Bruno Mettling est le DRH d’Orange. À ce titre et à bien d’autres, il a remis à la demande du ministre du Travail un rapport intitulé « Transformation numérique et vie au travail » . Il répond aux questions de Metis sur le code du travail du futur.

 

 

 

 

 

Vous avez remis récemment un rapport sur le numérique et le travail: quels sont pour vous les impacts les plus forts du numérique sur les formes d’emploi et sur l’organisation du travail en général ?

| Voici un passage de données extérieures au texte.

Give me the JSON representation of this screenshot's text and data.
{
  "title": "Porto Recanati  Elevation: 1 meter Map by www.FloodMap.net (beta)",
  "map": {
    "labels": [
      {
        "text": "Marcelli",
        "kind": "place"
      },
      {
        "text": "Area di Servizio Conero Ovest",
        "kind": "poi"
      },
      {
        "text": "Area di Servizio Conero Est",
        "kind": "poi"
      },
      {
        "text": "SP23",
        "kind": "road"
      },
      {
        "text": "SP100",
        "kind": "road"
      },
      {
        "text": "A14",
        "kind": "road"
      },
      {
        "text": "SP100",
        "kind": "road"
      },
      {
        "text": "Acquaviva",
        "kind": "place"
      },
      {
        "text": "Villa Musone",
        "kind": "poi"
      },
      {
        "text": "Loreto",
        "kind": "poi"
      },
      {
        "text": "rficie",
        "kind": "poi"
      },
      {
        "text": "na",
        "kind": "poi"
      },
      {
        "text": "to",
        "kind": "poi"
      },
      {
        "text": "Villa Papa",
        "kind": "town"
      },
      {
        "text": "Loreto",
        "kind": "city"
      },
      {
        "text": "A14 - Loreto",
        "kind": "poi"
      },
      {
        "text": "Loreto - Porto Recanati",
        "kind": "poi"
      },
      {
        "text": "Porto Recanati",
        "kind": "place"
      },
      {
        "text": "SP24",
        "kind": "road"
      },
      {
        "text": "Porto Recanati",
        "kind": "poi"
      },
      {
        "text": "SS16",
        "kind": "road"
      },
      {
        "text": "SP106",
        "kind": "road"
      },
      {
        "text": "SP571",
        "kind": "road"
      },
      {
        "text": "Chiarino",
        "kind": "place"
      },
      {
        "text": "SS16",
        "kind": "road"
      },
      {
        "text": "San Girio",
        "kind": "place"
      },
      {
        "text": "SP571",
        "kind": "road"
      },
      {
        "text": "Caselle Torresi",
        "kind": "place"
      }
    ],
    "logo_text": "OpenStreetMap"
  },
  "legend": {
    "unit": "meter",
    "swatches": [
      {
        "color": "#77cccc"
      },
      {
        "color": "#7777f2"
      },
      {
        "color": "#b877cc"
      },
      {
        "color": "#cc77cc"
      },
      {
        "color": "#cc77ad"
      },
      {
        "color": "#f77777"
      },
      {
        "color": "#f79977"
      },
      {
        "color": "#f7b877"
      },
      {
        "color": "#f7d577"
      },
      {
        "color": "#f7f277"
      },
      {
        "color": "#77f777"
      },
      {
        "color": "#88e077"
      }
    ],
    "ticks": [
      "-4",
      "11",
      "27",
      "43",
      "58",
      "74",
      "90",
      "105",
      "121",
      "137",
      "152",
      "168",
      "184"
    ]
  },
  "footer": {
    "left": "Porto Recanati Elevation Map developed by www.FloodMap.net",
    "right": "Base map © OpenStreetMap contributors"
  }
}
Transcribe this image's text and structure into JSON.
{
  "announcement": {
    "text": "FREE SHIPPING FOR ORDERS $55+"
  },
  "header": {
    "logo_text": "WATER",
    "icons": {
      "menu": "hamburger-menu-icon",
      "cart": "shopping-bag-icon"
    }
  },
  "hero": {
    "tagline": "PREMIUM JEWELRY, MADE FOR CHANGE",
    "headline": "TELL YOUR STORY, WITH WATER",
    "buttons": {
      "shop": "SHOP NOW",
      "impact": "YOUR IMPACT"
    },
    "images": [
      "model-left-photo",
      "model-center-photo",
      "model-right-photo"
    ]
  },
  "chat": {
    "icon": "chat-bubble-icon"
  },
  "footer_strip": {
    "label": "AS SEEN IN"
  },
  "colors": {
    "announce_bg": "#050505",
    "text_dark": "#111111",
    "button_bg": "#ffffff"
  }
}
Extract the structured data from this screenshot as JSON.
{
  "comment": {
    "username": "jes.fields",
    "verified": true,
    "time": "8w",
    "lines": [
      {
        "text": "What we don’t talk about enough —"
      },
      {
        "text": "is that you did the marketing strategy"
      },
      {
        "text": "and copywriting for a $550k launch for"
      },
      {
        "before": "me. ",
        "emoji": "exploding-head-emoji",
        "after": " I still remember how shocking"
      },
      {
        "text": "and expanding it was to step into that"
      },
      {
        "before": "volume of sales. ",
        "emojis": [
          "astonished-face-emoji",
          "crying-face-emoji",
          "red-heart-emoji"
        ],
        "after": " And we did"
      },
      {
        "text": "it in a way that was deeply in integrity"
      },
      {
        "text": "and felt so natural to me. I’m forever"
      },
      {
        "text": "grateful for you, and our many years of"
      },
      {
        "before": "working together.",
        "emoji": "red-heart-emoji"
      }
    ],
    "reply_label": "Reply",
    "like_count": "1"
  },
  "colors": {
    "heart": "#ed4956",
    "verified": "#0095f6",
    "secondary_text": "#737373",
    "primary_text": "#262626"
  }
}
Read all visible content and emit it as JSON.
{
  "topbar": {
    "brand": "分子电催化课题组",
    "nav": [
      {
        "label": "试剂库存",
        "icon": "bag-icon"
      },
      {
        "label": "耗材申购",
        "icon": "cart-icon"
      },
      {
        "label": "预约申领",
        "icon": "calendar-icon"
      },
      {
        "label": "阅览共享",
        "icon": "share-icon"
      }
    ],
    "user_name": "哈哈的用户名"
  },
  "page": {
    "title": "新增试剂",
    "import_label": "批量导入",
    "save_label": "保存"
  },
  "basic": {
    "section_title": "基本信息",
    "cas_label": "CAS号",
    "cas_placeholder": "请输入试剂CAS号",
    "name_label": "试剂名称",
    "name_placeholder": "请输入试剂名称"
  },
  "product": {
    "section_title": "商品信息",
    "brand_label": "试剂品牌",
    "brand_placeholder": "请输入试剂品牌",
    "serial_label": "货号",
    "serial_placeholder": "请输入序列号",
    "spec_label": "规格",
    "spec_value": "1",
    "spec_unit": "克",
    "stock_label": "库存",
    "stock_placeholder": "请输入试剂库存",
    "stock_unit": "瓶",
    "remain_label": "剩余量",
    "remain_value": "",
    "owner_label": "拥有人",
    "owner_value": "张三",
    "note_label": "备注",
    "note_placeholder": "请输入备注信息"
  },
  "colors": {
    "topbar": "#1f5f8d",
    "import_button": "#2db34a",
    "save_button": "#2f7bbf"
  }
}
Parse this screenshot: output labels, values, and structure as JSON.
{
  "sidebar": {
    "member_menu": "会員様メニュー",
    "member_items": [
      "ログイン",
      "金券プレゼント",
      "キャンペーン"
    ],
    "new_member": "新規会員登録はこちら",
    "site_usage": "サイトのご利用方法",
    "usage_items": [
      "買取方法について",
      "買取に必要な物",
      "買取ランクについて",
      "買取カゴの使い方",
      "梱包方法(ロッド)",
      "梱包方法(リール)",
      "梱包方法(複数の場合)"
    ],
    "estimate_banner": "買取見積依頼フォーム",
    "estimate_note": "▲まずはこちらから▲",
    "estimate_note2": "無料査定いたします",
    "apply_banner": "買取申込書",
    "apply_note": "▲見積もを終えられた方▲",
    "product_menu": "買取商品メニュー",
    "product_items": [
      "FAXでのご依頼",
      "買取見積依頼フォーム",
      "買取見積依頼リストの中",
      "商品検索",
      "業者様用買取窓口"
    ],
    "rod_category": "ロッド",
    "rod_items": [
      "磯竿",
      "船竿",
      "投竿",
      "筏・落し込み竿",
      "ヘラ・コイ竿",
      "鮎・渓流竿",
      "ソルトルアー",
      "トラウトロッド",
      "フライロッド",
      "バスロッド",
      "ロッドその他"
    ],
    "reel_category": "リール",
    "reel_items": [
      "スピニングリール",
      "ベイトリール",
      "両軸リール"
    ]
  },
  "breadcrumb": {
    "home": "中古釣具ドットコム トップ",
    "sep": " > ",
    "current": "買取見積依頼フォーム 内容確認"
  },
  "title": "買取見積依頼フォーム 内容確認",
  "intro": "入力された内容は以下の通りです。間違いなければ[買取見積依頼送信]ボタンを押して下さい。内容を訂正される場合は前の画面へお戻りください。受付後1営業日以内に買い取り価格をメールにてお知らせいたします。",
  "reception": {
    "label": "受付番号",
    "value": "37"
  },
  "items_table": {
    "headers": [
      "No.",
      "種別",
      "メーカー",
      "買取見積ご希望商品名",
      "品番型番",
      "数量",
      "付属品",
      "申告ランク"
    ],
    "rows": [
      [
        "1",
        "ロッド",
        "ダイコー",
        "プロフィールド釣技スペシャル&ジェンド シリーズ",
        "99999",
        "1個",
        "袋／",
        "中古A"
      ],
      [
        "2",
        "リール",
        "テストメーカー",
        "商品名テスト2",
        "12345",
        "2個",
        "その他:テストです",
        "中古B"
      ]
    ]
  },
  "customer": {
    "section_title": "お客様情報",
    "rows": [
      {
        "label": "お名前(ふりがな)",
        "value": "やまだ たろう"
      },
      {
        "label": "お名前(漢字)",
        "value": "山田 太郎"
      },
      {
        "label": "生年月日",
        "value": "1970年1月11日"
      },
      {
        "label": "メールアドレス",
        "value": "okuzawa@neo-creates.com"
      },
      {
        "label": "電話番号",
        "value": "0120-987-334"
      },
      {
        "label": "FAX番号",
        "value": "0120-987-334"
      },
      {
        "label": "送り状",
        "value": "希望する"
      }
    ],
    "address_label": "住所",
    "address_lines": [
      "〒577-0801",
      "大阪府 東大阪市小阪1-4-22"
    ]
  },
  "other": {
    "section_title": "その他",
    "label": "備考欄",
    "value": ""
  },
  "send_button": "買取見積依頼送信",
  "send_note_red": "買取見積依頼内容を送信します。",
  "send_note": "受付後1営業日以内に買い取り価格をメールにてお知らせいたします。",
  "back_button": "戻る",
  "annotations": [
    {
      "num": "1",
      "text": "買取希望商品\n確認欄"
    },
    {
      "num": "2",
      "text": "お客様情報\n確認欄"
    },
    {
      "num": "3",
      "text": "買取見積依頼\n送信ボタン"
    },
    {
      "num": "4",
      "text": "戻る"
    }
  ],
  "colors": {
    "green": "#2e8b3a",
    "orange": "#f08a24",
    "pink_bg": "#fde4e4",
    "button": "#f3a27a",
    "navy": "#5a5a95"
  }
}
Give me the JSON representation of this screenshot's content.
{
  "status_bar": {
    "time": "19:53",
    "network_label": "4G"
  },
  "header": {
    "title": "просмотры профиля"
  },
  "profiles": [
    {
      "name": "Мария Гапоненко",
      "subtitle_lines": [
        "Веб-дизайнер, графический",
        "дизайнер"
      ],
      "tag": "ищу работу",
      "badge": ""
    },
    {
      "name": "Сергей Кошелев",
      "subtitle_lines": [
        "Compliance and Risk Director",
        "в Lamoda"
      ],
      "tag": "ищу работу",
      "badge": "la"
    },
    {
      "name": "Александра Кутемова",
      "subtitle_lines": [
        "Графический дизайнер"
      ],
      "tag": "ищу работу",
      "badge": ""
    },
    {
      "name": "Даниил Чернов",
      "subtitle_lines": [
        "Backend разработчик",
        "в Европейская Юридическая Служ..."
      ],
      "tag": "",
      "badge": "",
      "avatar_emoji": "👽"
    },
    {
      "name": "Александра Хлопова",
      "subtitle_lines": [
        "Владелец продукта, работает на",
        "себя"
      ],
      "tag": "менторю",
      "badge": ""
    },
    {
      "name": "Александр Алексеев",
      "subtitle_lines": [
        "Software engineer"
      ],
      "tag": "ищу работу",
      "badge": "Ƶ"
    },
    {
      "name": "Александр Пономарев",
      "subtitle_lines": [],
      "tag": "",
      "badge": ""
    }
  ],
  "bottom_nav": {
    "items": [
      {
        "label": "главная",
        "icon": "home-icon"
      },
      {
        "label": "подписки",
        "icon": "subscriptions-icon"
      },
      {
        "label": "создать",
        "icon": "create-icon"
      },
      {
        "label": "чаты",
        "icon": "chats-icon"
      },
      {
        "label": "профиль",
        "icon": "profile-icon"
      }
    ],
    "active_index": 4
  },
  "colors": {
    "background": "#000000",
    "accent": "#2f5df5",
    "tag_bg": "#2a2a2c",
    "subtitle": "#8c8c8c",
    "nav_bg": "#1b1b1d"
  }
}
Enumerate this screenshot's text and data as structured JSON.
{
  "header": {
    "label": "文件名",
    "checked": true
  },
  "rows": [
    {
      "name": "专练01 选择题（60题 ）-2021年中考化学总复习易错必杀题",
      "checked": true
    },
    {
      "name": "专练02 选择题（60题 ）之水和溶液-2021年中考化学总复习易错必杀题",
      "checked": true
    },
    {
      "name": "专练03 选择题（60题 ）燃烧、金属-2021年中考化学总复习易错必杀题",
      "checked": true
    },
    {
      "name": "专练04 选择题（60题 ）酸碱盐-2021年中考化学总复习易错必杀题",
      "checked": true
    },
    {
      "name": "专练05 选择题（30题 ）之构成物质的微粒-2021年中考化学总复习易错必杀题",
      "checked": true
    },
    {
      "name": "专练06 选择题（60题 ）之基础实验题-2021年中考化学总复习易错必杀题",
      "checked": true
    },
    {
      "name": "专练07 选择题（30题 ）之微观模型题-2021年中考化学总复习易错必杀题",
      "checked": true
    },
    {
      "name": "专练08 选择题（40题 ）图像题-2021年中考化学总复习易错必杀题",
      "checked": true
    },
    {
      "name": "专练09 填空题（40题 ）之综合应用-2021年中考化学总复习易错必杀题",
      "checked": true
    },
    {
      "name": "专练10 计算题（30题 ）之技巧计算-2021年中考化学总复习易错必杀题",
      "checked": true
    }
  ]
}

La transformation numérique a déjà commencé à transformer en profondeur le travail des salariés, mais rien n’est écrit : comme toute transformation majeure, ses impacts impliquent de belles opportunités ainsi que de nouveaux risques à anticiper et à prévenir.

 

L’explosion du travail à distance est un bel exemple des opportunités que la diffusion massive du numérique a permis. Ce sont aujourd’hui plus de 2 millions de salariés dans notre pays qui sont concernés par le télétravail ou le travail « nomade », et 95% d’entre eux disent ressentir une amélioration de leur qualité de vie au travail ! Les bénéfices évoqués sont notamment la suppression des temps de trajet domicile-bureau ou le meilleur équilibre entre vie privée et vie professionnelle auquel les jeunes générations sont très attachées. Toutefois, mon expérience de DRH au sein de grands groupes m’a confronté par exemple au syndrome de l’isolement du télétravailleur, raison pour laquelle l’accord de télétravail chez Orange prévoit une présence obligatoire de 2 jours par semaine dans les locaux de l’entreprise, au contact du collectif de travail. En effet, il est primordial lors du passage dans ces modes d’organisations, de parer ou d’anticiper les risques.
C’est pourquoi, nous pouvons nous féliciter qu’une révision de l’accord national interprofessionnel (ANI) de 2005, listant un ensemble de bonnes pratiques sur le sujet, ait été intégrée à la feuille de route sociale du gouvernement suite aux préconisations du rapport et à la conférence sociale du 19 octobre 2015.

 

La transformation numérique permet, paradoxalement, de reconstruire voire de créer de nouveaux collectifs professionnels, basés sur de nouvelles méthodes de travail plus collaboratives, plus participatives, qui viennent rompre avec la culture du reporting et du contrôle qui a trop souvent caractérisé le fonctionnement récent des grandes entreprises. Elle conduit également à concevoir de nouveaux espaces de travail plus ouverts, plus conviviaux, favorisant l’échange et la coopération plus que l’appropriation individuelle d’un espace défini ou l’anonymat des open spaces. Par ailleurs l’étude des entreprises digital natives témoigne d’une organisation du travail plus agile, structurée en mode projet, plus ouverte sur un écosystème, beaucoup plus efficiente notamment pour diffuser les innovations.

 

 

Quid du management mais aussi des nouvelles formes d’emploi ?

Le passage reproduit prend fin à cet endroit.